Pendant huit mois, elle a tout encaissé, tout subi: les attaques, les humiliations, les injures. Face aux scandales à répétition des frasques sexuelles de son mari, Dominique Strauss-Kahn, Anne Sinclair n’a eu comme armes que sa dignité et son silence. Elle fut une énigme. Aujourd’hui, elle décide de parler, de revenir à la lumière, pour reprendre sa vie en main. «Je ne suis ni une sainte ni une victime, je suis une femme libre!» clame-t-elle dans une interview exclusive accordée au magazine féminin Elle, la première depuis l’éclatement du scandale, le 14 mai 2011, à New York. Au moment où, en 1997, elle a sacrifié sa carrière pour celle de son mari, elle a accepté de n’être plus que Madame DSK. Elle veut désormais redevenir Mme Sinclair, celle qui fut la journaliste star de TF1, hypnotisant de ses yeux myosotis 12 millions de téléspectateurs chaque dimanche soir, recevant de Bill Clinton à Gorbatchev, de Madonna à Paul McCartney.
«TRÈS EXCITANT»
A 63 ans, Anne Sinclair «souhaite qu’on parle d’elle autrement», soulignait sur RTL l’écrivain Dan Franck, un des rares proches à s’être publiquement exprimés. La journaliste va ainsi se raconter dans un livre autobiographique intitulé 21, rue de la Boétie, soit l’adresse de la galerie de son grandpère Paul Rosenberg, célèbre pour avoir représenté Picasso et Matisse.

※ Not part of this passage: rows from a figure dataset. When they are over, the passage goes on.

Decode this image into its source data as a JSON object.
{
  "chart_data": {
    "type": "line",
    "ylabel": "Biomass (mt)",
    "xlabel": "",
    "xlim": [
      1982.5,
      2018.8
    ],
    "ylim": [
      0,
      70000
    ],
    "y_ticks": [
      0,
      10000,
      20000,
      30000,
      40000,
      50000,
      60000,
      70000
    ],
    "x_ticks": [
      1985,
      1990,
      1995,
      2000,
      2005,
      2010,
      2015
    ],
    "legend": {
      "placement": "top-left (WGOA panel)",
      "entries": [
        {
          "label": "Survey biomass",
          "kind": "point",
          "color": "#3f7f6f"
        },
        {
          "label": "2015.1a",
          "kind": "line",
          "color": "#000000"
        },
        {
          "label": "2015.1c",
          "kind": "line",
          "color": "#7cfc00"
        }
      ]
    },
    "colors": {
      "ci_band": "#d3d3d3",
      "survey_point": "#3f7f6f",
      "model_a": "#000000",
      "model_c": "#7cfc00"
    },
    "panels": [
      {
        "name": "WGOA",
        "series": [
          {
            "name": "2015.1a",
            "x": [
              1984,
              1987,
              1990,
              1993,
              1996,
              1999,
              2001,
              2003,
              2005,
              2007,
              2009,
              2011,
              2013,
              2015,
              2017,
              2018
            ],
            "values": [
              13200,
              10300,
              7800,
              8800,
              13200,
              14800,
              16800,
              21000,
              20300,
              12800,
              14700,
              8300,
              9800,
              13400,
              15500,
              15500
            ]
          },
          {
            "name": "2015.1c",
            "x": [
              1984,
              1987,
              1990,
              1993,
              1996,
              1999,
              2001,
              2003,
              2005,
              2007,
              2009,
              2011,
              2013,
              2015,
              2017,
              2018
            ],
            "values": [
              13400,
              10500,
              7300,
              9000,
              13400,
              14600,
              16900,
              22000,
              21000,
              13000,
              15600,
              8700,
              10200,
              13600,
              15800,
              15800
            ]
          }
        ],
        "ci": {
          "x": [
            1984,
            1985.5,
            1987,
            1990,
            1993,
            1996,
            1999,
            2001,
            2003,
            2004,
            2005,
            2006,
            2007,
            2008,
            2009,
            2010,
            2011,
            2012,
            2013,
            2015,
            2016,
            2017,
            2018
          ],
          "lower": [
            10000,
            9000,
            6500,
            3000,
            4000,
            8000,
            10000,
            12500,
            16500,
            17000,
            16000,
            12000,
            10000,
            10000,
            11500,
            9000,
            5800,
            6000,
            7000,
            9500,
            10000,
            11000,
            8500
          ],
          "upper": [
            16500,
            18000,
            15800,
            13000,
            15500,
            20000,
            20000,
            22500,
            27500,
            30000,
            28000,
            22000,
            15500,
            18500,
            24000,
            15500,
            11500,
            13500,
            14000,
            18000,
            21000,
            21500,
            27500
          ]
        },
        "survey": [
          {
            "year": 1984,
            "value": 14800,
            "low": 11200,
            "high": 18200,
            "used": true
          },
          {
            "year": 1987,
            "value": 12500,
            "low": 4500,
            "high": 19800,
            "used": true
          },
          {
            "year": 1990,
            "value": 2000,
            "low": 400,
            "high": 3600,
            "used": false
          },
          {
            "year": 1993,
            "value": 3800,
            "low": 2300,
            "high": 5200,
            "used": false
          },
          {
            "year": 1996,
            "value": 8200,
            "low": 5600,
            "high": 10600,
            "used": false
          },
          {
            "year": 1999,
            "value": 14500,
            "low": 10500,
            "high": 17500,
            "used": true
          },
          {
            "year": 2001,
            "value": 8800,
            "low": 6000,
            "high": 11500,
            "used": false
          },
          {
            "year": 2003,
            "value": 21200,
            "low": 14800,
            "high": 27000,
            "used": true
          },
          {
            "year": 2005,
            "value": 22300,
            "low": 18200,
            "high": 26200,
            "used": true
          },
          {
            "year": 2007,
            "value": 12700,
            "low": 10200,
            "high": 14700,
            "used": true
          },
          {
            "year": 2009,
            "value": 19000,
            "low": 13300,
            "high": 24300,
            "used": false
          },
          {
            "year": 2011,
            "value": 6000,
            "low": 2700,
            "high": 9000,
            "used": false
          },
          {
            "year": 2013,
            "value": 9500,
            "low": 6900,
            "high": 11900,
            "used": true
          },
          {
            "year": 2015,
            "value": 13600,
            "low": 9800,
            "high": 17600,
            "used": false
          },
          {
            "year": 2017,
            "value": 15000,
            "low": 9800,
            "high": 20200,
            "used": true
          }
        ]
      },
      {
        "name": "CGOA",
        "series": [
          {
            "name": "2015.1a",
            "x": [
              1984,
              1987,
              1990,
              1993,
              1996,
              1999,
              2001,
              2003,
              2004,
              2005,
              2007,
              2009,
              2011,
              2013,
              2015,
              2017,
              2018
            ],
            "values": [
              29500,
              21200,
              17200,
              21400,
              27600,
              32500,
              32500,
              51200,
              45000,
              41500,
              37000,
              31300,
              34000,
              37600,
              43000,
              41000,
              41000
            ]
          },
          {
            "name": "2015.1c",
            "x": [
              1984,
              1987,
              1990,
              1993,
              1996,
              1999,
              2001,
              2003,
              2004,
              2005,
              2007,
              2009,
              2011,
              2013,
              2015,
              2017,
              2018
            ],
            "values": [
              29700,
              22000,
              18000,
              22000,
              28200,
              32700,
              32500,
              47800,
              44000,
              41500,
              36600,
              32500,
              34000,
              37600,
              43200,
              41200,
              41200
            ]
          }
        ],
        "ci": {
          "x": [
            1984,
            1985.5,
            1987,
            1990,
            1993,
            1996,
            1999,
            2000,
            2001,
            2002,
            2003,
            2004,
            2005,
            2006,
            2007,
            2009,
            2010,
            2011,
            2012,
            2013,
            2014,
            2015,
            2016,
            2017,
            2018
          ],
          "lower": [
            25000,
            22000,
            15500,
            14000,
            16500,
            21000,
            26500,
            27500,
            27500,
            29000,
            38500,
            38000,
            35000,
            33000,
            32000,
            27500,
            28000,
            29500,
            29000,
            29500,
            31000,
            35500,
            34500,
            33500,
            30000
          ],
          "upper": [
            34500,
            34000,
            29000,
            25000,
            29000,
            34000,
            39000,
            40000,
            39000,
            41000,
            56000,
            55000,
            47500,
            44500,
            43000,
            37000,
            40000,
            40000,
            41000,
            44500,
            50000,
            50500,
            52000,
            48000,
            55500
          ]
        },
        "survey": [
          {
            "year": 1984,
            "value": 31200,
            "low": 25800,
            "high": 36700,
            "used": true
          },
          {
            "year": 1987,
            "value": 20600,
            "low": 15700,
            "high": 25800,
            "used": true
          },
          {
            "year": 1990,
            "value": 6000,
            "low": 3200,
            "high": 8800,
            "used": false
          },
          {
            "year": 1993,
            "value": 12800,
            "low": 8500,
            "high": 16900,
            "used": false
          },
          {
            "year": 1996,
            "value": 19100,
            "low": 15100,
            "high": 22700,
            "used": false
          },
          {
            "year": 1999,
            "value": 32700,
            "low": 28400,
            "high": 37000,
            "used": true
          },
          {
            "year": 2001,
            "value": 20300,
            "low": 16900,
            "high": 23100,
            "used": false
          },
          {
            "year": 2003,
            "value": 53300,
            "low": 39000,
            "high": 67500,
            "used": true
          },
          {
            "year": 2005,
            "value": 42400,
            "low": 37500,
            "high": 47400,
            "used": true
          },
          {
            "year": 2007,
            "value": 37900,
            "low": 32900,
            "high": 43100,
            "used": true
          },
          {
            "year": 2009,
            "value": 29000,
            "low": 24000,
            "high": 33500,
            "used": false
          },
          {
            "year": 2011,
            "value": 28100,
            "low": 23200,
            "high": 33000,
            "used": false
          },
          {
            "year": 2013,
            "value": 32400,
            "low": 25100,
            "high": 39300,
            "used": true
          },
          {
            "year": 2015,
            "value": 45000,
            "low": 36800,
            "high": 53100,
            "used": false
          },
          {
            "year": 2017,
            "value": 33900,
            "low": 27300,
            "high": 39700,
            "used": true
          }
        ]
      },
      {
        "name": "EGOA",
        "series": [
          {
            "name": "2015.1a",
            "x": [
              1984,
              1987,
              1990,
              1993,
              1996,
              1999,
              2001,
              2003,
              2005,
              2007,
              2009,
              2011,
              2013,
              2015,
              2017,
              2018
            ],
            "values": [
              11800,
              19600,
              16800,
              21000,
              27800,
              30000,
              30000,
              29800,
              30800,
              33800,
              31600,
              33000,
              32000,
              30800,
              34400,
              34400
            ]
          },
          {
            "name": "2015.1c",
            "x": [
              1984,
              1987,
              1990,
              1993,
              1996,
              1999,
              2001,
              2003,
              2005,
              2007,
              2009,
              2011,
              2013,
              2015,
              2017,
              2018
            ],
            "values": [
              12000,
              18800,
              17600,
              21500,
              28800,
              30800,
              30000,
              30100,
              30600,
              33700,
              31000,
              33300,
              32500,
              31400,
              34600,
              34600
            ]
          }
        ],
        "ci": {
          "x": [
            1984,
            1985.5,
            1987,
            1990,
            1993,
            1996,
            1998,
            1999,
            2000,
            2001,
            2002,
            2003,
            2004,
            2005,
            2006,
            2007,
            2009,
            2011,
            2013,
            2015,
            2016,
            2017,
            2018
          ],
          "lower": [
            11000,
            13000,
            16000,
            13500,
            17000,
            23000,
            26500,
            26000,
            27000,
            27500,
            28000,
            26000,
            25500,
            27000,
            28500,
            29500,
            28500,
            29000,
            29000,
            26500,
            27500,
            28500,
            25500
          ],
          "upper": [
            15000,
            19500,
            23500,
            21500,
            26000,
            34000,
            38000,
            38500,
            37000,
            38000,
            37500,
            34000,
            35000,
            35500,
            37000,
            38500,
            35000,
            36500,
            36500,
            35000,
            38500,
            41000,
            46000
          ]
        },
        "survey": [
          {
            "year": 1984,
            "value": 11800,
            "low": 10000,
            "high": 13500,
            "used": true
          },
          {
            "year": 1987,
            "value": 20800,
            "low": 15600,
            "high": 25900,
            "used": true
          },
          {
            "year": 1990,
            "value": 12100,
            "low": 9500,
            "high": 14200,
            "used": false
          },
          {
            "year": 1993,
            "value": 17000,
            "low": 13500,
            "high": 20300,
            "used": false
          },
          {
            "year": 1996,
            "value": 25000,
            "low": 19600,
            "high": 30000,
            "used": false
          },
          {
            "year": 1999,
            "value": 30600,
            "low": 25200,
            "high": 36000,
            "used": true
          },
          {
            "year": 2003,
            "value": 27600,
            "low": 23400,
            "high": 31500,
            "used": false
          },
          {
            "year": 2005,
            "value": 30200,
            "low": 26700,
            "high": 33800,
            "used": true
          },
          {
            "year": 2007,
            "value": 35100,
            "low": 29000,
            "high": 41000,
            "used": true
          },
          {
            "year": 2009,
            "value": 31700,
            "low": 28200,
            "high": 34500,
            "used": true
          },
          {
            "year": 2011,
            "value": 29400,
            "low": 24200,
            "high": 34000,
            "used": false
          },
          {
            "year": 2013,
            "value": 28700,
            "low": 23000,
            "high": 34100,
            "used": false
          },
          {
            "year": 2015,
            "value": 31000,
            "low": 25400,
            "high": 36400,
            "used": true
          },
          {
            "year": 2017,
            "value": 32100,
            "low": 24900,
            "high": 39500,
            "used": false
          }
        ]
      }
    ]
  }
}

Mais surtout – la rumeur grandissait depuis des semaines – elle orchestre son grand retour professionnel en devenant la directrice éditoriale de la version française du site d’information américain Huffington Post (www.huffingtonpost.fr), lancée en grande pompe lundi à Paris. Encore inconnu du grand public européen, le HuffPo est une institution outre-Atlantique et revendique quelque 37 millions de visiteurs uniques chaque mois. «Je n’avais pas prévu de reprendre aussi rapidement. On est venu me chercher et ça m’a semblé très excitant de lancer un nouveau média», a-t-elle confié à Elle.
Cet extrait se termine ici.